The cave is home to the freshwater cave prawn (Troglocaris anophthalmus), endemic to Dinaric karst. Vrtare Male is part of the National Ecological Network of Croatia. It is registered under the code HR3000257, and potential for inclusion in Natura 2000. In 2009, it was proclaimed a geological-palaeontological natural monument. The area under protection covers around 310 m2.

== Expeditions and exhibitions ==
In 2007, Croatian Natural History Museum organized a palaeontological expedition in Vrtare Male, led by Jalžić, recovering the remains of several specimens of Pleistocene megafauna on the submerged cave floor. The specimens included, among others, a cave lion, one of the largest discovered at the time; a specimen of southern mammoth, a cave bear, a Merck's rhinoceros, a steppe bison and wolves, as well as extinct relatives of fallow deer and horses.

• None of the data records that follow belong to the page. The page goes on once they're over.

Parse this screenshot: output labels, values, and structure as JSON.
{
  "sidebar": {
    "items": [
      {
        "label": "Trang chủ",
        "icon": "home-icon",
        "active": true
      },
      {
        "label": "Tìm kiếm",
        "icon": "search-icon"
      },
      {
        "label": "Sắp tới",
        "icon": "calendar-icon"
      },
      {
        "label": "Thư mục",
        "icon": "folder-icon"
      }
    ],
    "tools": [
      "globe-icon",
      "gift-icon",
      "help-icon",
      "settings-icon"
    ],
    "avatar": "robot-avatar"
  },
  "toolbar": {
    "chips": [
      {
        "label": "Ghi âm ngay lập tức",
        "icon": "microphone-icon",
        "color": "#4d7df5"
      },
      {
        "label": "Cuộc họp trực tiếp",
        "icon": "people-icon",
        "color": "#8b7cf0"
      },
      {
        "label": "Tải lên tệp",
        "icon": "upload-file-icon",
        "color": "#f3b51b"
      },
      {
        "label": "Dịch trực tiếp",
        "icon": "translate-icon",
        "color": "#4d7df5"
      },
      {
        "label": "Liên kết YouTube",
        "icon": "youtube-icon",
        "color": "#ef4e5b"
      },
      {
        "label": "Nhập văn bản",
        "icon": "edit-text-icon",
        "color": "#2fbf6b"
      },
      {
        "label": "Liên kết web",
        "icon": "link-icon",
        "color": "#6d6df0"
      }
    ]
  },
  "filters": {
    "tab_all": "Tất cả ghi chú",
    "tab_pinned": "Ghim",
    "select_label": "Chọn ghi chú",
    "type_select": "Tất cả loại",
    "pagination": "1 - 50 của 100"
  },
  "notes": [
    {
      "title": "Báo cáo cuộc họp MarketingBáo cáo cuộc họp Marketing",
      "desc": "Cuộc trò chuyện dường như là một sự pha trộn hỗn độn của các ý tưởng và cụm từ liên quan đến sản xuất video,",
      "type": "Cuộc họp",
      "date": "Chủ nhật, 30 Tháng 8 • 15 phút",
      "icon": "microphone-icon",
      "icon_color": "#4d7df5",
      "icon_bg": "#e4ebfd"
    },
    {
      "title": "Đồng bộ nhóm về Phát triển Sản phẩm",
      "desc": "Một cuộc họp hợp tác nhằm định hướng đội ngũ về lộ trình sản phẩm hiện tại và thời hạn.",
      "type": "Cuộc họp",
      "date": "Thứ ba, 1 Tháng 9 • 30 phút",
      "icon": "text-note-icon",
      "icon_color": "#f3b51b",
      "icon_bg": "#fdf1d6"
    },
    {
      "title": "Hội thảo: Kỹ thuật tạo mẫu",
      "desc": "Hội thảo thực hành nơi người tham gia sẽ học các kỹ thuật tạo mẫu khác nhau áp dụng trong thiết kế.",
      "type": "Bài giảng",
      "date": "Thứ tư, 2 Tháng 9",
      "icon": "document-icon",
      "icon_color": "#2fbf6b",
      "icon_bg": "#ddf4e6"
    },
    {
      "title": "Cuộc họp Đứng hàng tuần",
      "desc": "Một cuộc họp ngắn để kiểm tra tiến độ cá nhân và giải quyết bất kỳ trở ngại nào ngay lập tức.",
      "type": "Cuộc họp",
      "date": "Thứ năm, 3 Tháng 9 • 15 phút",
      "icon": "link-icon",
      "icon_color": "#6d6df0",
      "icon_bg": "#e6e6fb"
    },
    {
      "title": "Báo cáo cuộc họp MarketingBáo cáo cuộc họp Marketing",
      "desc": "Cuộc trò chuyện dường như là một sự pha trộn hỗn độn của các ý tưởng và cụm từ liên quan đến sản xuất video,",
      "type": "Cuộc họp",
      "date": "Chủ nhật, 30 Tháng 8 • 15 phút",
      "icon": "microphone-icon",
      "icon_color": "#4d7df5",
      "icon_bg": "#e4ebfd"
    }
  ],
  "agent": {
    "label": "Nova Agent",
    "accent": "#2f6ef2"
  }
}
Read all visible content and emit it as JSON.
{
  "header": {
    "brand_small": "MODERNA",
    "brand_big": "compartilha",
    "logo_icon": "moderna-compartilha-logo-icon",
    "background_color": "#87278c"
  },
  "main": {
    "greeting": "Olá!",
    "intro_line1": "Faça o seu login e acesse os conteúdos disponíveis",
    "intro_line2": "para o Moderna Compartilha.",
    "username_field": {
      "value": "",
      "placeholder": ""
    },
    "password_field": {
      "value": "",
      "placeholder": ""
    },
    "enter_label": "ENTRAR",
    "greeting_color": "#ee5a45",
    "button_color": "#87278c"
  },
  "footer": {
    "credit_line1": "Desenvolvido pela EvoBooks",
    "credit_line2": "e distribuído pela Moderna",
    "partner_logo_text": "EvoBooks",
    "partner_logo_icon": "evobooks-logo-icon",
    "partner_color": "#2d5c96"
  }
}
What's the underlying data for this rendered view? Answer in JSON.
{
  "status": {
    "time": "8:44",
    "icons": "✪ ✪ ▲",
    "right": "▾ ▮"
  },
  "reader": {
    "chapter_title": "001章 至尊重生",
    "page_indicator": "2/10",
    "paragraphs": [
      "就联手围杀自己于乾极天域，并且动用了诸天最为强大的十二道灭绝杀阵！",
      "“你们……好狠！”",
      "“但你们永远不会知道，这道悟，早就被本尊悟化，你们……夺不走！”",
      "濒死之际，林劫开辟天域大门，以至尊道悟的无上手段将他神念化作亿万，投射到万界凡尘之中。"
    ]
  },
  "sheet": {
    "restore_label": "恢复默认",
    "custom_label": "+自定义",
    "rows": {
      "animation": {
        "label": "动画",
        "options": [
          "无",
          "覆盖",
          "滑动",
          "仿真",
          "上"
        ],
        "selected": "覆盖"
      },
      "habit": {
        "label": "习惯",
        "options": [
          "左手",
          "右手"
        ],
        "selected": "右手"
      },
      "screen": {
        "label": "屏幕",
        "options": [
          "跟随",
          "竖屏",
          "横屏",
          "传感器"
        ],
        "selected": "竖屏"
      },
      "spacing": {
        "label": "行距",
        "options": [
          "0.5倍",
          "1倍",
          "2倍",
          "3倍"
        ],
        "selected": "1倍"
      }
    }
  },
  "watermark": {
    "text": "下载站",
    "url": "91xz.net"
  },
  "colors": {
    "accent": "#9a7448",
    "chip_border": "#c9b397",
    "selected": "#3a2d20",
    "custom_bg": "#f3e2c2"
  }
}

The animals were exhibited in 2009 and 2010 in the Crikvenica City Museum and the Croatian Natural History Museum. Panthera Spelaea, a documentary film about Vrtare Male directed by Marin Leko, accompanied the opening of the exhibition in Crikvenica.

Another expedition to Vrtare Male, as well as neighbouring caves Vrtare Vele and Vrtare Nove, was organized in July 2011. A total of 184 Pleistocene fossils were collected and stored by the Crikvenica City Museum. The neighbouring caves are thought to have been originally part of a bigger cave system, which was fractioned in a catastrophe during the Pleistocene. Similarly, the cave entrance is thought to have been larger than today, as large animals have been found in the cave.